Em Viaggio con Anita, dirigido por Mario Monicelli em 1979, Goldie Hawn contracena com Giancarlo Giannini e pode-se ver um Giulietta em cena. La 7ème cible, filme policial francês de Claude Pinoteau rodado em 1984, conta com um Sprint. No mesmo ano o também francês Feliz Páscoa (Joyeuses Pâques), de Georges Lautner, estrelando Sophie Marceau e Jean-Paul Belmondo, também exibe um Giulietta.

Patrice Leconte dirigiu o francês Une chance sur deux em 1999, filme estrelado pela bela cantora Vanessa Paradis e também os monstros sagrados do cinema Alain Delon e Jean-Paul Belmondo. Também de 1999 é o americano O talentoso Ripley (The Talented Mr. Ripley), de Anthony Minghella, com Matt Damon, Gwyneth Paltrow e Jude Law. Numa cena, o sortudo Philip Seymour Hoffman pula de dentro de um Spider vermelho para encontrar o amigo interpretado por Law. A ambientação da Itália em seu auge no século 20 é perfeita para se entender o quanto o Giulietta simbolizava a prosperidade e o charme daquele momento.

Um Alfa no jet set
A imagem de prosperidade da Itália no final dos anos 50 e início dos 60 ficava evidente nas grandes cidades do país. Esse apogeu econômico e cultural se refletia no charmoso estilo de vida cosmopolita italiano, que mesclava elegância e irreverência. O luxo, o status e a esportividade compacta do Giulietta traduziam esse espírito com exatidão.

Antes um símbolo de prestígio restrito à elite, a marca Alfa Romeo já era um sonho mais próximo, possível e compartilhado com muitos. Além de estrelar em vários filmes da época, o Giulietta também transportava estrelas de cinema longe das câmeras. Sophia Loren, Gina Lollobrigida, Vittorio Gassman, a americana Esther Williams e a inglesa Diana Dors estavam entre os fãs do modelo.

A reputação do Giulietta era tal que servia para dar mais credibilidade a outros produtos em comerciais de TV. Num deles, o festejado cantor Domenico Modugno gritava With API you flyyyyy! (com API você pode voaaar!), após abastecer seu Giulietta Spider e sair a toda a velocidade.

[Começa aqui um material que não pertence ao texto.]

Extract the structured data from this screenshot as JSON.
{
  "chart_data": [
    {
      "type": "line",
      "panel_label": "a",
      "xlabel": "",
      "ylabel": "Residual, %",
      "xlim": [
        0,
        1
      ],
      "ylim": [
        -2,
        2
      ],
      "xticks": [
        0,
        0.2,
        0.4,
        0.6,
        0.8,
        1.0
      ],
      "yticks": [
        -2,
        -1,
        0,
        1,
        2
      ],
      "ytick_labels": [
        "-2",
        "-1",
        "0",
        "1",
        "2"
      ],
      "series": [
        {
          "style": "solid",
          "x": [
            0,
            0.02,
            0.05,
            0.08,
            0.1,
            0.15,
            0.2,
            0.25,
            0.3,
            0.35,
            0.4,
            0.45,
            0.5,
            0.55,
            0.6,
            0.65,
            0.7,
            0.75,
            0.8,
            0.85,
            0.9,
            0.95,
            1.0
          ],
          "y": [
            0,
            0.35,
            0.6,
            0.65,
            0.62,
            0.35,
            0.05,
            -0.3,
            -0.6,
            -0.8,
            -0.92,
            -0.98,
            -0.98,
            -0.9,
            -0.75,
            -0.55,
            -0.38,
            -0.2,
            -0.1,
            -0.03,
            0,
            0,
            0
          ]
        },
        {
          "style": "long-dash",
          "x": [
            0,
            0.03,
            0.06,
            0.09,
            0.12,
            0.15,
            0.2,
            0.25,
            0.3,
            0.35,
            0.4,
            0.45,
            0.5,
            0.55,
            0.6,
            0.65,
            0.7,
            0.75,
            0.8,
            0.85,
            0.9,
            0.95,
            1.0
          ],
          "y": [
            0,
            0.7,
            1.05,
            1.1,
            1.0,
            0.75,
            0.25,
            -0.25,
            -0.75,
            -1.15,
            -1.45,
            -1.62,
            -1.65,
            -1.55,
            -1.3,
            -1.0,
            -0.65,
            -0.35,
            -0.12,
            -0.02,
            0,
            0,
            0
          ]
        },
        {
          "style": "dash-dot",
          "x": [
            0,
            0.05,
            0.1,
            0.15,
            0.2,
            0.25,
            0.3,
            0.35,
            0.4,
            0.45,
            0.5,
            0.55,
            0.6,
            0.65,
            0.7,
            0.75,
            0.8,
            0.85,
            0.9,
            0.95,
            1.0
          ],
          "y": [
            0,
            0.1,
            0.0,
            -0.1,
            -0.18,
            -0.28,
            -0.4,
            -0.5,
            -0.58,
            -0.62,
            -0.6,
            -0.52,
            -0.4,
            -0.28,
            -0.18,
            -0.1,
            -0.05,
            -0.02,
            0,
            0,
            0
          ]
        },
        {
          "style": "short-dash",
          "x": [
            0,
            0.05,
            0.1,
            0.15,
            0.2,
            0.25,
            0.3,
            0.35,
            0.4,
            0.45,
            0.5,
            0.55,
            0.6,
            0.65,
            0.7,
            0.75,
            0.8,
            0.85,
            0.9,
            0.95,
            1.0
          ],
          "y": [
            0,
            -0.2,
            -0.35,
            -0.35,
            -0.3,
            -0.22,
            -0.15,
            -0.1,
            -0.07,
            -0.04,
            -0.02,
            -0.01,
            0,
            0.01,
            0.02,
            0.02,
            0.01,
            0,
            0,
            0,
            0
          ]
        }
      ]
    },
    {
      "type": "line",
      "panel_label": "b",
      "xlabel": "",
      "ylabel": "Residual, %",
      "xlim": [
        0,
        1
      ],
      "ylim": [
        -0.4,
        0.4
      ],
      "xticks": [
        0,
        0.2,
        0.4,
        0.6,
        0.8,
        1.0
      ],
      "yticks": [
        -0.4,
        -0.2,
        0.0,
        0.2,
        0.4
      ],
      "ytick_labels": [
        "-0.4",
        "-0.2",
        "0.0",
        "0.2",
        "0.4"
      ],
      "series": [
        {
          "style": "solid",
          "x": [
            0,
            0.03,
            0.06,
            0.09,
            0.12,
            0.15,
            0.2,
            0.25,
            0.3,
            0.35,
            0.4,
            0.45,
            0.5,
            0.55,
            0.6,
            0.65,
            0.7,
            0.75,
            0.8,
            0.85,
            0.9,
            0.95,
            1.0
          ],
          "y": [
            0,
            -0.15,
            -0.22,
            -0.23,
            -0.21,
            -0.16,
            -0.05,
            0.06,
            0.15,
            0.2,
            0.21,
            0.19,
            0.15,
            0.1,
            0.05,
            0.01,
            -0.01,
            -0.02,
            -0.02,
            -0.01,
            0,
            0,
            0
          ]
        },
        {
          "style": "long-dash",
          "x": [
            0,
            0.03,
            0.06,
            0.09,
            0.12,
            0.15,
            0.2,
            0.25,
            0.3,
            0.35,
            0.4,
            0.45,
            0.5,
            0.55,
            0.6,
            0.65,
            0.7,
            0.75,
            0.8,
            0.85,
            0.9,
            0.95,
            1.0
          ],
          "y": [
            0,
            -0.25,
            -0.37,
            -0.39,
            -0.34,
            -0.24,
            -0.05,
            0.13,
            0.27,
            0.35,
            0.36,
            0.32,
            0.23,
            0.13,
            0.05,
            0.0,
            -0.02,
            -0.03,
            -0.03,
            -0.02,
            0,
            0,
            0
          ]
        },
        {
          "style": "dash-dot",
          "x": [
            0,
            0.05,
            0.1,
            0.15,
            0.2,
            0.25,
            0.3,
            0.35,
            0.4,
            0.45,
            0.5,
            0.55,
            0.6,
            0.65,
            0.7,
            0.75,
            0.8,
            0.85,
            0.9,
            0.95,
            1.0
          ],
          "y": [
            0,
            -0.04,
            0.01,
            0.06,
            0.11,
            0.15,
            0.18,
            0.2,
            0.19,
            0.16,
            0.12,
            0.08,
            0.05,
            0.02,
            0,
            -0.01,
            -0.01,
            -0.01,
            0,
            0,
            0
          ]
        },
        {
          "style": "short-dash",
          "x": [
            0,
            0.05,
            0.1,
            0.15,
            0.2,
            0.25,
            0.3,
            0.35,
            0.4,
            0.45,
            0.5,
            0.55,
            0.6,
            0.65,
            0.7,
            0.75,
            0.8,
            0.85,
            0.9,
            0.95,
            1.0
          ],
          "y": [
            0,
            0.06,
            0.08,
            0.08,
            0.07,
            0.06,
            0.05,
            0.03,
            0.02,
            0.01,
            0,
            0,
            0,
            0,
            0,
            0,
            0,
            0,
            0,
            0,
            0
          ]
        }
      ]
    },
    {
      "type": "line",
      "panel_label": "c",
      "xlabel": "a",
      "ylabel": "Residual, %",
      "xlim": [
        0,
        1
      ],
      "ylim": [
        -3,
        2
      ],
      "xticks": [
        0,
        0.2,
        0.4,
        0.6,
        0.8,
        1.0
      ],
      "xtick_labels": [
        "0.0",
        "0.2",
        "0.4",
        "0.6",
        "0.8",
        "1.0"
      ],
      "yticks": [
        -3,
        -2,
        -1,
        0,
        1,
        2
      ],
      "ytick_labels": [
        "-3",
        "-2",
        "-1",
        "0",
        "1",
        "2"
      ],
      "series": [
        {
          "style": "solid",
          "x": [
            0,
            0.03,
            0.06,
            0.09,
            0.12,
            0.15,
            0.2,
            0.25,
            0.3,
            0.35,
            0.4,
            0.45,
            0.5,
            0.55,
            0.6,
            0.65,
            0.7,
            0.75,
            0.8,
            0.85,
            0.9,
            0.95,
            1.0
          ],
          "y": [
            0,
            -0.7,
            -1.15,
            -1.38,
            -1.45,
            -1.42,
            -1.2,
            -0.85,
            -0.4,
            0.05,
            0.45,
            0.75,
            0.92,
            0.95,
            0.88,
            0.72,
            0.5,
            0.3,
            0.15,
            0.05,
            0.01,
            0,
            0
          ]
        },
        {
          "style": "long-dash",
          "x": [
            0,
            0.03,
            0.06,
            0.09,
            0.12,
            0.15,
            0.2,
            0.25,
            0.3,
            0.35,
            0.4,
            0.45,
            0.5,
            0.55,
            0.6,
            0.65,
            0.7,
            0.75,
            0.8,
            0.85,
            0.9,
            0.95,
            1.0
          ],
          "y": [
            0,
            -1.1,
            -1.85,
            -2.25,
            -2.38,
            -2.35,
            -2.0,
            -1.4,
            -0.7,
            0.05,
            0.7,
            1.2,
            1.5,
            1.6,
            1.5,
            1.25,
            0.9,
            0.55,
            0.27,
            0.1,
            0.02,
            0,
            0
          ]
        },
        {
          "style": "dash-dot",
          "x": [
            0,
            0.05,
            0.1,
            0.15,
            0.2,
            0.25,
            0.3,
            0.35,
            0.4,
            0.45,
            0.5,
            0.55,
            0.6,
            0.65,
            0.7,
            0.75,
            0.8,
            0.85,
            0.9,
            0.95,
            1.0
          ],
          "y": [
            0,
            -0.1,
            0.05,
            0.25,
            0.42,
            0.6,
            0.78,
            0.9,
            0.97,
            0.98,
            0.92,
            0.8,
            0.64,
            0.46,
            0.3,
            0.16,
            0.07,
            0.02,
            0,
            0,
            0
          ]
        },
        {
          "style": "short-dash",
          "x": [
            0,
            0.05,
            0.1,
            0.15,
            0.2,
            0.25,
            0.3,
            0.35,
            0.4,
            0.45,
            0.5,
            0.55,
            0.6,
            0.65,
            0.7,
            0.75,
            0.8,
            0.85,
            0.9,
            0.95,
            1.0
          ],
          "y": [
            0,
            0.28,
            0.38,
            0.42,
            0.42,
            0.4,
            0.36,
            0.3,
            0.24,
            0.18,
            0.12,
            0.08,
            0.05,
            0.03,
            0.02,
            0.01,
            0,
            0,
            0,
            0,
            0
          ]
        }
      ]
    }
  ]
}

Até o Rei Hussein da Jordânia apresentou os prêmios aos competidores de uma corrida especialmente organizada para o Giulietta Sprint na África, em 1956. Na Inglaterra e nos Estados Unidos eram criados clubes que congregavam admiradores da marca, mais uma prova de que o fenômeno Alfa Romeo ultrapassava as fronteiras da Itália para ganhar o mundo.